Government officials have discussed the matter with Scottish Executive officials, who have concluded that they do not wish to have equivalent provisions. As the hon. Gentleman will be aware, the Scottish Executive have competence for these matters in Scotland and it is important that, in the spirit of devolution, we respect their wishes. That is my understanding of the position after the matter was discussed at official level.
The clause provides for Northern Ireland because my hon. Friend the Minister of State at the Northern Ireland Office, who holds a post that both my hon. Friend the Under-Secretary of State for Justice and I have held—this year is the year of the three Ministers of State in Northern Ireland—has agreed to and is content with the provision.
I am most grateful to the Minister but, importantly, he has confirmed my suspicions. I understand entirely the devolution arrangements and that there is an entirely separate Scottish jurisdiction, but a young person who is subject to an order in England will not be subject to it if he goes to Scotland. Is it correct that such a person will not be subject to an order unless he returns to English and Welsh jurisdiction?
My colleagues in the Scottish Executive have been closely involved with the development of the youth rehabilitation order policy and have worked closely with the Ministry of Justice and the Home Office. Scottish Executive Ministers have decided that youth rehabilitation orders should not transfer to Scotland, but that will not make orders unworkable.
I understand the difficulties of border issues—I represent a constituency on the border between Wales and England, but provisions are easily transferred over that border. However, I do not believe that the arrangements will damage the workability of the orders because, potentially, the numbers involved are small. Where such a transfer does arise, I would expect the local youth offending team, the relevant Scottish local authority and the court to work closely to find a workable solution with the Youth Justice Board and the courts in England and Wales to ensure that we examine public protection issues.
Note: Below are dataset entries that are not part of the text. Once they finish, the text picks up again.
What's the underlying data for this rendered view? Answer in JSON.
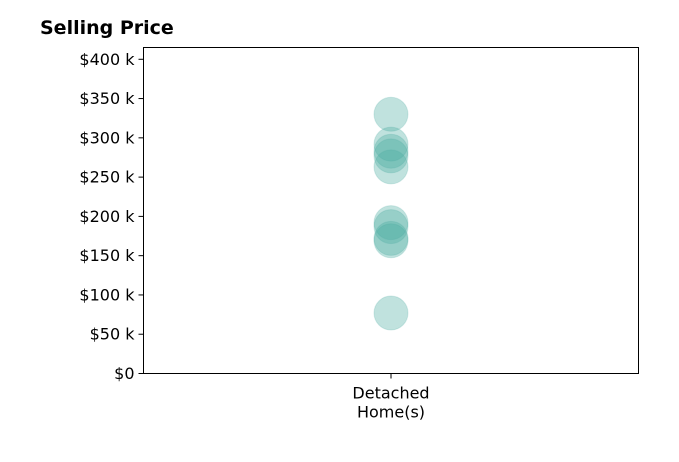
{
  "chart_data": {
    "type": "scatter",
    "title": "Selling Price",
    "xlabel": "",
    "ylabel": "",
    "categories": [
      "Detached\nHome(s)"
    ],
    "ylim": [
      0,
      415000
    ],
    "yticks": [
      0,
      50000,
      100000,
      150000,
      200000,
      250000,
      300000,
      350000,
      400000
    ],
    "ytick_labels": [
      "$0",
      "$50 k",
      "$100 k",
      "$150 k",
      "$200 k",
      "$250 k",
      "$300 k",
      "$350 k",
      "$400 k"
    ],
    "grid": false,
    "legend": "none",
    "color": "#4aaca0",
    "opacity": 0.35,
    "series": [
      {
        "category": "Detached\nHome(s)",
        "values": [
          330000,
          292000,
          283000,
          277000,
          263000,
          192000,
          187000,
          172000,
          169000,
          77000
        ]
      }
    ]
  }
}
However, the hon. Gentleman has raised a very important point and I will certainly reflect on it, because I would not wish someone who has an order placed on them in Berwick-upon-Tweed suddenly to decide that they are much more comfortable living in Galashiels or wherever is just over the border from Berwick-upon-Tweed. I hope that the hon. Gentleman will allow me to reflect on that matter, given the valid points that he has made today.